Australia considers chemically castrating paedophiles to cut reoffender rates
Australia is considering using drugs to ‘chemically castrating’ child sex offenders.
A police task force in New South Wales, made up of representatives from victims' groups, police, legal and health experts, is investigating the use of the controversial anti-libido drugs.
Instead of prison, judges would be able to sentence those convicted of child sex offends to take the drugs.
The anti-libido medication reduces sexual desire and can remove the ability to perform sexually.
The drugs are already used in the New South Wales’s prison system on a voluntary basis.
The state’s Justice Minister Troy Grant said: “One of the worrying statistics that came out of our investigation is that up to 17 pc of child sex offenders are likely to reoffend in two years.

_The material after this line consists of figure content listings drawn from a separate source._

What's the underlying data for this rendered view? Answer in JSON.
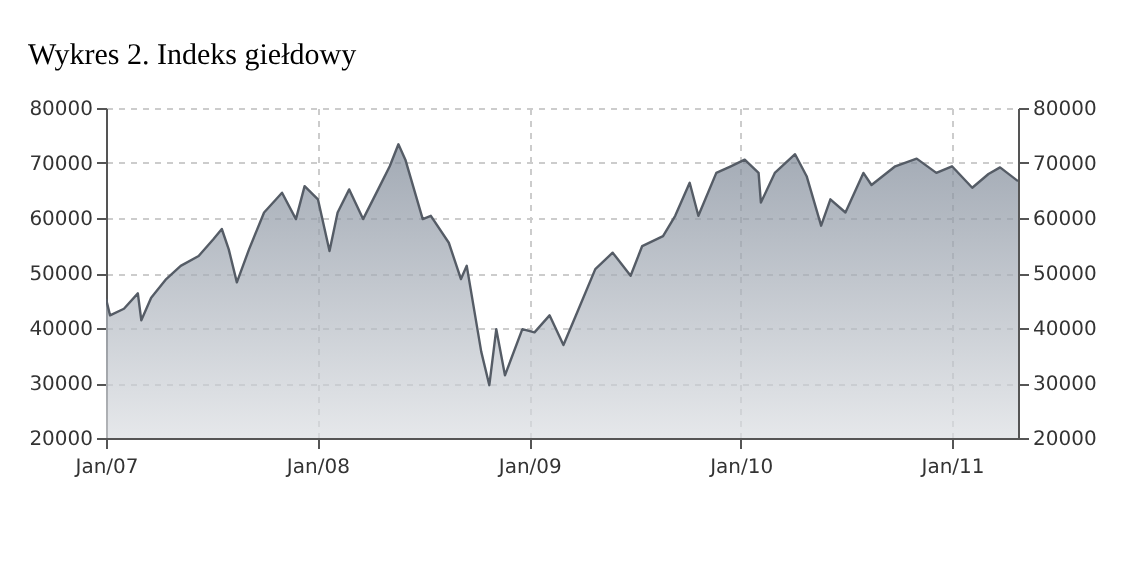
{
  "chart_data": {
    "type": "area",
    "title": "Wykres 2. Indeks giełdowy",
    "x": [
      "2007-01-01",
      "2007-01-08",
      "2007-02-01",
      "2007-02-25",
      "2007-03-03",
      "2007-03-20",
      "2007-04-15",
      "2007-05-10",
      "2007-06-10",
      "2007-07-05",
      "2007-07-20",
      "2007-08-01",
      "2007-08-15",
      "2007-09-05",
      "2007-10-01",
      "2007-11-01",
      "2007-11-25",
      "2007-12-10",
      "2008-01-02",
      "2008-01-22",
      "2008-02-05",
      "2008-02-25",
      "2008-03-20",
      "2008-04-15",
      "2008-05-05",
      "2008-05-20",
      "2008-06-01",
      "2008-07-01",
      "2008-07-15",
      "2008-08-15",
      "2008-09-05",
      "2008-09-15",
      "2008-10-10",
      "2008-10-24",
      "2008-11-05",
      "2008-11-20",
      "2008-12-20",
      "2009-01-10",
      "2009-02-05",
      "2009-03-01",
      "2009-03-25",
      "2009-04-25",
      "2009-05-25",
      "2009-06-25",
      "2009-07-15",
      "2009-08-20",
      "2009-09-10",
      "2009-10-05",
      "2009-10-20",
      "2009-11-20",
      "2009-12-15",
      "2010-01-08",
      "2010-02-01",
      "2010-02-05",
      "2010-03-01",
      "2010-04-05",
      "2010-04-25",
      "2010-05-20",
      "2010-06-05",
      "2010-07-01",
      "2010-08-01",
      "2010-08-15",
      "2010-09-25",
      "2010-11-01",
      "2010-12-05",
      "2011-01-01",
      "2011-02-05",
      "2011-03-05",
      "2011-03-25",
      "2011-04-25"
    ],
    "series": [
      {
        "color": "#7a8594",
        "values": [
          45300,
          42300,
          43500,
          46300,
          41400,
          45500,
          48900,
          51300,
          53100,
          56100,
          58000,
          54300,
          48300,
          54300,
          61000,
          64600,
          59800,
          65800,
          63400,
          54000,
          61000,
          65200,
          59800,
          65200,
          69400,
          73400,
          70600,
          59800,
          60400,
          55500,
          48900,
          51300,
          35700,
          29600,
          39800,
          31400,
          39800,
          39200,
          42300,
          36900,
          42900,
          50700,
          53700,
          49500,
          54900,
          56700,
          60400,
          66400,
          60400,
          68200,
          69400,
          70600,
          68200,
          62800,
          68200,
          71600,
          67600,
          58600,
          63400,
          61000,
          68200,
          66000,
          69400,
          70800,
          68200,
          69400,
          65500,
          68000,
          69200,
          66700
        ]
      }
    ],
    "xlim": [
      "2007-01-01",
      "2011-04-25"
    ],
    "xticks": [
      {
        "value": "2007-01-01",
        "label": "Jan/07"
      },
      {
        "value": "2008-01-01",
        "label": "Jan/08"
      },
      {
        "value": "2009-01-01",
        "label": "Jan/09"
      },
      {
        "value": "2010-01-01",
        "label": "Jan/10"
      },
      {
        "value": "2011-01-01",
        "label": "Jan/11"
      }
    ],
    "ylim": [
      20000,
      80000
    ],
    "yticks": [
      20000,
      30000,
      40000,
      50000,
      60000,
      70000,
      80000
    ],
    "y2lim": [
      20000,
      80000
    ],
    "y2ticks": [
      20000,
      30000,
      40000,
      50000,
      60000,
      70000,
      80000
    ],
    "grid": true
  }
}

“We must do everything possible to reduce that figure,” he told ABC News.
Mr Grant said all options should be considered to protect children from abuse.
The task force comes as 150 former students at a New South Wales school received €15 million (AUS$24m) in compensation from the school board, the federal and state governments in June for failing to protect them from sexual and psychological abuse.
Predominantly migrant children, who were often told incorrectly that they were orphans, were abused at the NSW Fairbridge Farm School in Molong between 1938 and 1974.
The task force will make a recommendation to the New South Wales government at the end of the year.